İkinci olarak, Türkiye bugün etnik sorun üzerinde yoğunlaşmış olan demokratikleşme sorununun samimiyetle köküne inmek zorunda. Sonuçta biz bu topraklarda yaşayan 70 küsur milyon insanı sisteme nasıl katabiliriz? O sistemin ürünlerini de adil biçimde nasıl paylaşacağız? Bunu siyaset, sosyolojik ve ekonomik olarak nasıl yapacağız ve insana nasıl taşıyacağız?
Demokratikleşme olayıyla yüzleşmemiz ve bu sorunu çözmemiz lazım.
Bu Türkiye’nin en önemli kırılganlıklarından bir tanesi. Israrla dayatılacak bazı yaklaşımlar etnik konuların daha kemikleşmesi, bir daha geri dönülemez hale gelmesine yol açacaktır. Bu gerçeği görmemiz lazım. Bu topraklar üzerinde yaşayan bütün insanların arasındaki geçişkenlikleri siyaset sistemine doğal ve organik olarak taşıyan mekanizmalar üretmeliyiz. Bu farklılıkların ülkenin kırılganlığına değil zenginliğine dönüşmesi gerekir. Artık psikolojik olarak bu geçişkenlikler mümkün.
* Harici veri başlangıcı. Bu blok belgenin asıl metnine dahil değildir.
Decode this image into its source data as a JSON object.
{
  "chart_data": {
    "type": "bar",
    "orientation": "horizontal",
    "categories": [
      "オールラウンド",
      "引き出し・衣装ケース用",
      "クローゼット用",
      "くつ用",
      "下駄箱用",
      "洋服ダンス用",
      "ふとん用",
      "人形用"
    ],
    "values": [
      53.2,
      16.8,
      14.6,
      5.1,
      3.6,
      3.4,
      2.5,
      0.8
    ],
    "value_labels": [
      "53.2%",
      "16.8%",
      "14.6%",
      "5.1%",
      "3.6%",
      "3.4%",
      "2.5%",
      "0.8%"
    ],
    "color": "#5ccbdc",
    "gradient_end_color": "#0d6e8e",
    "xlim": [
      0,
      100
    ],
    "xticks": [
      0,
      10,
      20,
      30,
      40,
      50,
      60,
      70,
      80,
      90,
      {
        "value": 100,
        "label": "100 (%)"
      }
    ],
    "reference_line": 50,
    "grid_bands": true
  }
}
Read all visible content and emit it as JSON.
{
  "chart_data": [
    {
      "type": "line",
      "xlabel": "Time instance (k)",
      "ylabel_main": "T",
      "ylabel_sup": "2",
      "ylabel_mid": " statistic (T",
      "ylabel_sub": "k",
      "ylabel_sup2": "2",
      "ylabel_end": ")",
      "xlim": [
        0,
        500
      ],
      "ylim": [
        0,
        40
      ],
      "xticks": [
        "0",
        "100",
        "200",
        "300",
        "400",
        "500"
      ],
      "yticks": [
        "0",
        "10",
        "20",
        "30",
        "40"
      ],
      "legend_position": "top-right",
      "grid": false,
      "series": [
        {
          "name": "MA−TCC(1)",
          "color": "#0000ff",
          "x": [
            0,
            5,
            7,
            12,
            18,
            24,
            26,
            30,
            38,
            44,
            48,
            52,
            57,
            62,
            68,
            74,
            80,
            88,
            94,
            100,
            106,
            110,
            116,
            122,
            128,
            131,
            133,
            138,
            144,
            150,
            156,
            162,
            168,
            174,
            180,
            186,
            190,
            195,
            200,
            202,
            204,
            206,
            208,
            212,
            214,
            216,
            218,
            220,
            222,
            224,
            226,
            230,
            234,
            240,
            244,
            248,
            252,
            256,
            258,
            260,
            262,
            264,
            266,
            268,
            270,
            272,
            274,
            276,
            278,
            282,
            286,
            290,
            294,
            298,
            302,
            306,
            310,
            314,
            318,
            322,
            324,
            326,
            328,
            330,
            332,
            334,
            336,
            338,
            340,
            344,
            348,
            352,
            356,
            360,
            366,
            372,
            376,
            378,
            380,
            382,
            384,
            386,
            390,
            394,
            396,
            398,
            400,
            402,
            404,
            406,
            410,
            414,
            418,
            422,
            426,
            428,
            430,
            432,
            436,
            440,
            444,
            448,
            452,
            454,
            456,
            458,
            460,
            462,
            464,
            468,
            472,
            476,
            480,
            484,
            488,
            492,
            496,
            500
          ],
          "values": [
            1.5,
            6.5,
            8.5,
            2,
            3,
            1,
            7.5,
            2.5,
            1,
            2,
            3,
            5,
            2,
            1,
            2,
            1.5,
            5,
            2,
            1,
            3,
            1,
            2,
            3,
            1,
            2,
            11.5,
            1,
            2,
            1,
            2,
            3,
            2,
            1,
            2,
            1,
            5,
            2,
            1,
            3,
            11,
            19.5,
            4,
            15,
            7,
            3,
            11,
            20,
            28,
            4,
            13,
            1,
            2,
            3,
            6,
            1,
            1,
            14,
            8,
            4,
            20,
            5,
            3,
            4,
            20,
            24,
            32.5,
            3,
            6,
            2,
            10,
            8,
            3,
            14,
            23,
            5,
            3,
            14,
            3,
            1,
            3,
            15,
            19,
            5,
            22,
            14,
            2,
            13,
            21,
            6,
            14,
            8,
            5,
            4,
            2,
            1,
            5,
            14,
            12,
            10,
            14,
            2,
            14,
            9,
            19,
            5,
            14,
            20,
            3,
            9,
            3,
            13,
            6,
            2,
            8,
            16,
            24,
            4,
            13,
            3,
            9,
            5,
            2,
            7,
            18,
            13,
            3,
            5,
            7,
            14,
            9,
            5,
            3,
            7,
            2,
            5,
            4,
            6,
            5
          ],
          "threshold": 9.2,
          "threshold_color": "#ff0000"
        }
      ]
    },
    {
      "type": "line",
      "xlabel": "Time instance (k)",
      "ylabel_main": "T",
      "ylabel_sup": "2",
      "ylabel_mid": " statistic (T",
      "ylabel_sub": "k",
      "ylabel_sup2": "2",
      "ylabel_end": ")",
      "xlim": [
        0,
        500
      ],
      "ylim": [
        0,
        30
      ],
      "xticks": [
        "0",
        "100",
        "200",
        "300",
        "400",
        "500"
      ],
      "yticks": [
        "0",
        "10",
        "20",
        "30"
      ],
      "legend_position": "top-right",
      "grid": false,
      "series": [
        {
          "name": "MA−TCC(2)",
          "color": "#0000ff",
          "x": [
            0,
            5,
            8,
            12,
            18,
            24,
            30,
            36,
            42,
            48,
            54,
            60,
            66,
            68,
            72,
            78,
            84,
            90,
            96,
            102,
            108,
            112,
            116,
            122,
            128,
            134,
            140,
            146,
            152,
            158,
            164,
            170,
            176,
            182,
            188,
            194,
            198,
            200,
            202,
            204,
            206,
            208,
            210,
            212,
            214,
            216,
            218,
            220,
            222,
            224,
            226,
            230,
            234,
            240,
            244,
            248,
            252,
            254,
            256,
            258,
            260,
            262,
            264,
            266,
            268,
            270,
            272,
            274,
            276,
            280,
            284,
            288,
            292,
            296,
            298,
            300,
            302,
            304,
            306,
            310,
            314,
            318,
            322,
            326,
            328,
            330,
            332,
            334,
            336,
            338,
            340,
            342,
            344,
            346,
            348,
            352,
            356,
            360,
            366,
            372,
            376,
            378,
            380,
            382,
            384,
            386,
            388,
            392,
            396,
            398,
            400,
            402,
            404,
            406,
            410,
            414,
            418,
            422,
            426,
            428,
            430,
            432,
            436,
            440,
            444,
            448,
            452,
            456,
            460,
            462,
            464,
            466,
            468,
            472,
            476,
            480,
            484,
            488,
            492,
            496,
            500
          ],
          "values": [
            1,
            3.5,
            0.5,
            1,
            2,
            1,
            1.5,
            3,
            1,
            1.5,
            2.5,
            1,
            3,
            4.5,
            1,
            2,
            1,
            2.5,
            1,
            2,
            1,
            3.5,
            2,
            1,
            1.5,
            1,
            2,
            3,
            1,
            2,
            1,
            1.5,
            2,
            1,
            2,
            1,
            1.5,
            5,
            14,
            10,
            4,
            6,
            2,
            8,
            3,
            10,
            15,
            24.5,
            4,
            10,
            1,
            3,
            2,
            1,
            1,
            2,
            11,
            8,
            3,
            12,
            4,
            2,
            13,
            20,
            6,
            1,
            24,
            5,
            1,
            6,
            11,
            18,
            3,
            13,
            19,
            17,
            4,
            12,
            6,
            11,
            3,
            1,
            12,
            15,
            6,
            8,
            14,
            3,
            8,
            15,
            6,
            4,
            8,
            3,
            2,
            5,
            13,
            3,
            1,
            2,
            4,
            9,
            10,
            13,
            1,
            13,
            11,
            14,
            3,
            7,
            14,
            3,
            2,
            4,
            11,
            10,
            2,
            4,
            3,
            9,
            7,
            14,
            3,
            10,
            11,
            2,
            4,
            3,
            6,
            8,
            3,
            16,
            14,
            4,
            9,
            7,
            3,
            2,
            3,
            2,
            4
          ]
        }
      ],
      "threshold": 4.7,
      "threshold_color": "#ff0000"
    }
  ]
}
Biz siyaset dünyasına bu fizik gerçeği taşımalıyız.

2001 krizi KOBİ’ler sayesinde atlatıldı
- Bu konuyla ilgili Erdal İnönü’yle yaşadığınız bir anınız var. Onu anlatır mısınız?
N.İ.- Erdal İnönü’ye, “Bir kere macun tüpten çıktı. Artık içeri sokmak mümkün değil” demişler. Erdal Bey hemen şu cevabı vermiş: “Çıktığı gibi girer. Yeni tüplerde bunu yapmak mümkün.”
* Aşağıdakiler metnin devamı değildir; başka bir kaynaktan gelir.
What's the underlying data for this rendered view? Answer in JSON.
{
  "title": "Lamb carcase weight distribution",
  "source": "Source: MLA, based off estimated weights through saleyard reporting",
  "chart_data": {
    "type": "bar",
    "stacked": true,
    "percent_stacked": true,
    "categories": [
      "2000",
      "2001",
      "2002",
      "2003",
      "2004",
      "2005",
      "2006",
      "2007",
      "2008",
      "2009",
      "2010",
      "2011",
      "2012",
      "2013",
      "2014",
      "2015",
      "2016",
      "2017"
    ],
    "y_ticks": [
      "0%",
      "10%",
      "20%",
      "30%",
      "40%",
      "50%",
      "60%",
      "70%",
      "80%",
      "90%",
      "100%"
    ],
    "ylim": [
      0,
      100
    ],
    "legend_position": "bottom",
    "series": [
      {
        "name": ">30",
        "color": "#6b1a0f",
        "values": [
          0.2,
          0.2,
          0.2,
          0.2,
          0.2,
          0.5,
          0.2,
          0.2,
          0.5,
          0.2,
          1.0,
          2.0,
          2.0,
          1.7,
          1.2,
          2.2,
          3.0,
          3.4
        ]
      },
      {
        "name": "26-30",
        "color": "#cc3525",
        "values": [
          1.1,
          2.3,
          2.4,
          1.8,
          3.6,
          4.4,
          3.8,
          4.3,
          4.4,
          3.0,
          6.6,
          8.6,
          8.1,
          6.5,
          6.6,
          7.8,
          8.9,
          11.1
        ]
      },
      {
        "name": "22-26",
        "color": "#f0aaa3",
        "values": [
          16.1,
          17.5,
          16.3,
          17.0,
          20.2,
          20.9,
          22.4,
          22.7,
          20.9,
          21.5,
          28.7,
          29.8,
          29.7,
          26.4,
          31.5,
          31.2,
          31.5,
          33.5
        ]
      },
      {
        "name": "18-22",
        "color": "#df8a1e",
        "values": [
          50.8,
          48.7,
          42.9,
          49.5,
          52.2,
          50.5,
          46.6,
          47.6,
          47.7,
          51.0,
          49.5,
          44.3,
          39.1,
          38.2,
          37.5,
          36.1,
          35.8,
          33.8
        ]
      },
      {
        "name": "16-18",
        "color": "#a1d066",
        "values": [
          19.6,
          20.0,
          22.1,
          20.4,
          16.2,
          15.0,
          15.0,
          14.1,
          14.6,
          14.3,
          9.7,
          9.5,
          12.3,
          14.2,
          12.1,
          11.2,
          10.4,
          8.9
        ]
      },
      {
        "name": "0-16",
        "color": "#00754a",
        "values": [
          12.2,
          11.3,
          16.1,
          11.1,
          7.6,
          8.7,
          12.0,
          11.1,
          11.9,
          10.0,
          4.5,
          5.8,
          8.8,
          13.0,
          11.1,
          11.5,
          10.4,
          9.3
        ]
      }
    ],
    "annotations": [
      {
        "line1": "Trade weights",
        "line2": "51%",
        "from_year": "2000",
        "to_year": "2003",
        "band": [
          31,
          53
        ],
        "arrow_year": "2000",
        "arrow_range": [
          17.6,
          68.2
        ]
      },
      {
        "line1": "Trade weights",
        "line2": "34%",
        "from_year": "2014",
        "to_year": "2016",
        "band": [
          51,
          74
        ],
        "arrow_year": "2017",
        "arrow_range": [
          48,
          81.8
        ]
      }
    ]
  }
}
Toparlamak gerekirse, ekonomideki borç üzerine kırılganlıkla siyasetteki kırılganlık yani çizgileri kalınlaştırarak çözüme varmaya çalışmak, dayatmalar, önümüzdeki dönemde çok ciddi belirgin faktörler olarak ortaya çıkacaktır.
Türkiye hâlâ dünyanın en düşük tasarruf oranı olan ekonomilerinden birisi. Bu da hâlâ kaynak sorunu olduğunu gösteriyor.
- Siz diyorsunuz ki kaynak sorunu var. O zaman borç da almadan ekonomi nasıl büyüyecek? Demokratikleşme sorunu nasıl aşılabilecek?
N.İ.- İki noktanın da pozitif taraflarını bulmamız lazım. Bir kere yerel ölçekte, kendi öz gücümüze dayalı plan, proje ve yaratıcılık getiren herkesi desteklemeliyiz. Dünya ekonomisi şu anda ülke ya da varlıklara sahip olmak üzerine kurulu mekanizmalardan varlıkların paylaşıldığı mekanizmalara evriliyor. Türkiye’de mutlaka artık bu yaklaşımı benimsemeliyiz. Dünyada mega proje diye bir şey kalmadı. Artık gerçek ekonomik değer yaratan ve paylaşımcı mekanizmalar oluşmaya başladı.
Son 20 yılda biz Türkiye’nin en önemli itici gücünün küçük ve orta ölçekli işletmeler (KOBİ) olduğunu gördük. Buradaki sinerji ve öz kaynak gücünü devreye sokmalıyız. Türkiye, unutmayalım ki 2001 krizini de KOBİ’ler sayesinde atlattı. Siyasetin önünü tıkayan en önemli konu temsil sorunudur. Artık seçim barajı konusunu bütün siyasi hesapların ötesinde memleket meselesi haline getirmeli ve bu sorunu çözmeliyiz. Herkesin kendi mahallesinde siyaset yaptığı, yaptığı siyaseti de parlamentoya taşıyabildiği bir sistemi kurmak zorunluluğumuz var.

P O R T R E

NEBİL İLSEVEN
ABD’de Kentucky Üniversitesi’nde siyaset bilimi ve ekonomi öğrenimi gördü. Uluslararası ilişkiler ve ulusal güvenlik politikaları konusunda yüksek lisans derecesini aldı. Merkezi Washington’da olan Center for Strategic and International Studies (CSIS) isimli düşünce kuruluşunda çalışmalar yaptıktan sonra Türkiye’ye dönüşünde özel sektöre geçti. ENKA Holding’de üst düzey yöneticilik yaptı.
ATV televizyon kanalının
kuruluş çalışmalarında bulundu.
Bankacılık Düzenleme
ve Denetleme Kurulu’nda (BDDK) Başkan Yardımcılığı yaptı. Bilgi Üniversitesi’nde öğretim görevlisi olarak çalıştı. Bunun ardından Doğan Holding’de genel koordinatörlük yaparken kendini bir gün içinde CHP İstanbul İl Başkanı olarak buldu.53 gün süren il başkanlığından istifa etti.
Şimdi Işık Üniversitesi’nde yardımcı doçent olarak dersler veriyor. Toplumcu Düşünce Enstitüsü isimli düşünce kuruluşunun başkanı.